In quali ambiti viene utilizzata la realtà virtuale? Il primo in ordine di tempo è quello del gaming, con contenuti ludici multimediali per lo sviluppo di business nel campo dell’intrattenimento.

Dai videogiochi, si è poi passati al cinema, al turismo, al design, all’automotive. E oggi la realtà virtuale immersiva consente di visitare a distanza mostre e musei – ricostruendo in 3D interi siti archeologici – di visitare, prima di recarsi di persona, località turistiche elaborate al computer, provare capi di abbigliamento in camerini virtuali prima di acquistarli e, grazie a software di rendering 3D, costruire abitazioni virtuali per verificarne eventuali difetti progettuali.

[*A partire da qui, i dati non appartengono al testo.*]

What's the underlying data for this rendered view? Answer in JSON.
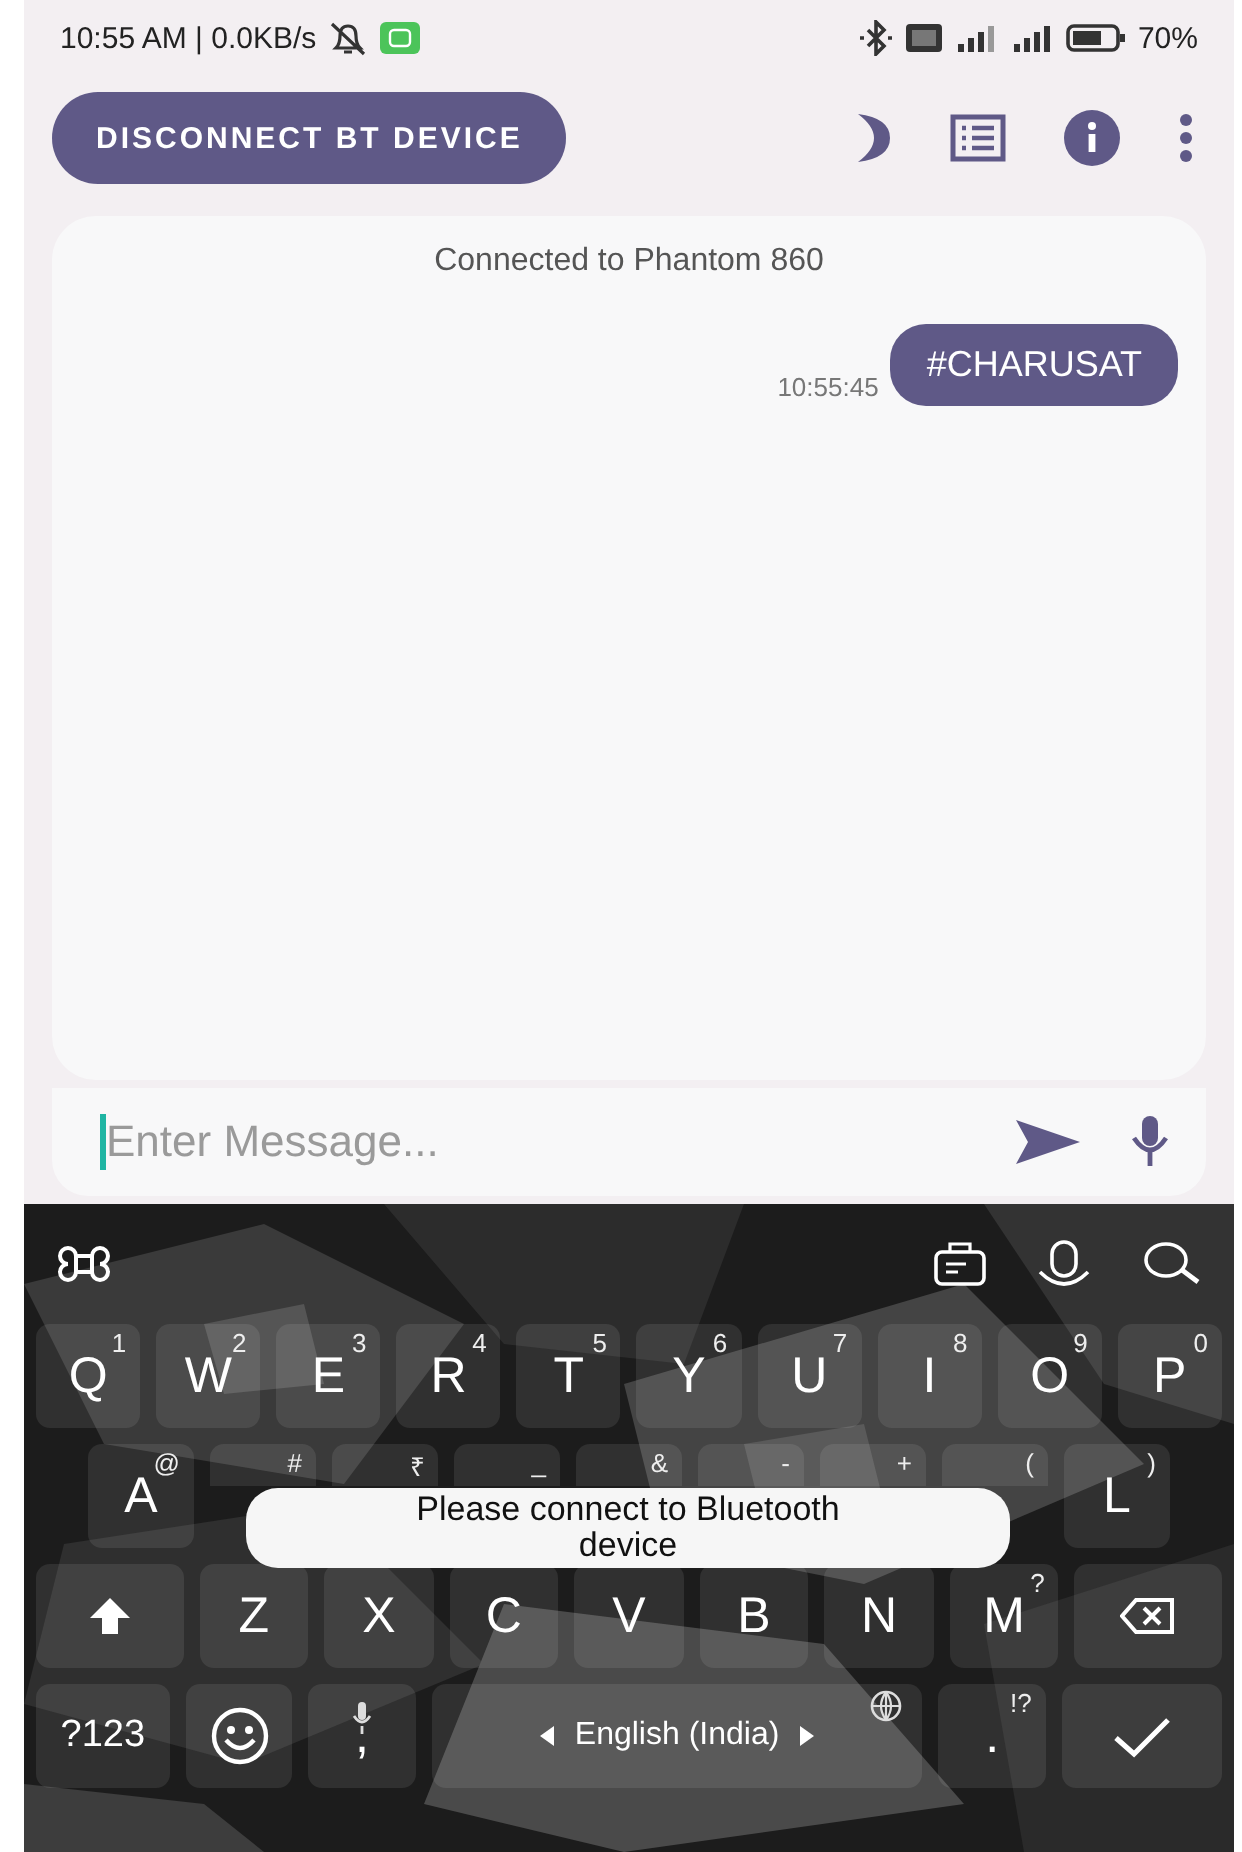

Oggi, tuttavia, le applicazioni più interessanti riguardano l’ambito medico: qui la realtà virtuale viene utilizzata, ad esempio, in chirurgia, dove ha permesso di migliorare operazioni delicate come quelle alla colonna vertebrale e al midollo spinale; per la riabilitazione motoria e cognitiva; per disturbi dell’attenzione e della memoria e per i bambini autistici.

La realtà virtuale in ambito medico viene utilizzata anche per l’addestramento e la formazione di medici e studenti, oltre che per analizzare e testare nuove tecniche e terapie.

Realtà virtuale: le applicazioni in ospedale

Un primo esempio pratico di applicazione in ambito medico proviene dall’IRCCS Auxologico Italiano di Milano, dove è in via di sperimentazione un percorso terapeutico basato sulla realtà virtuale.

Si tratta, nel concreto, di una stanza virtuale in cui viene ricostruita una realtà vera, con tutte le sollecitazioni cognitive, la cui funzione è la riabilitazione nel post ictus, nelle fasi iniziali della demenza senile o la cura di malattie come il Parkinson: grazie alla realtà virtuale immersiva, è possibile, ad esempio, facilitare il ritorno a casa del paziente anziano, simulando situazioni di vita quotidiana in un ambiente controllato e privo di pericoli.

Presso l’ospedale pediatrico Cesare Arrigo di Alessandria, invece, sono state messe a punto applicazioni da utilizzare con visore 3D.

Qui, al bambino da sottoporre a un accertamento diagnostico o da tranquillizzare in caso di esame o di intervento, col fine di rilassarlo e distrarlo, viene fatto indossare un casco e fatto immergere in un colorato filmato.

Due per il momento le trame: un viaggio sotto il mare guidati da un pesciolino alla ricerca di monete e altri tesori oppure un’avventura in un ambiente innevato guidati da un pinguino.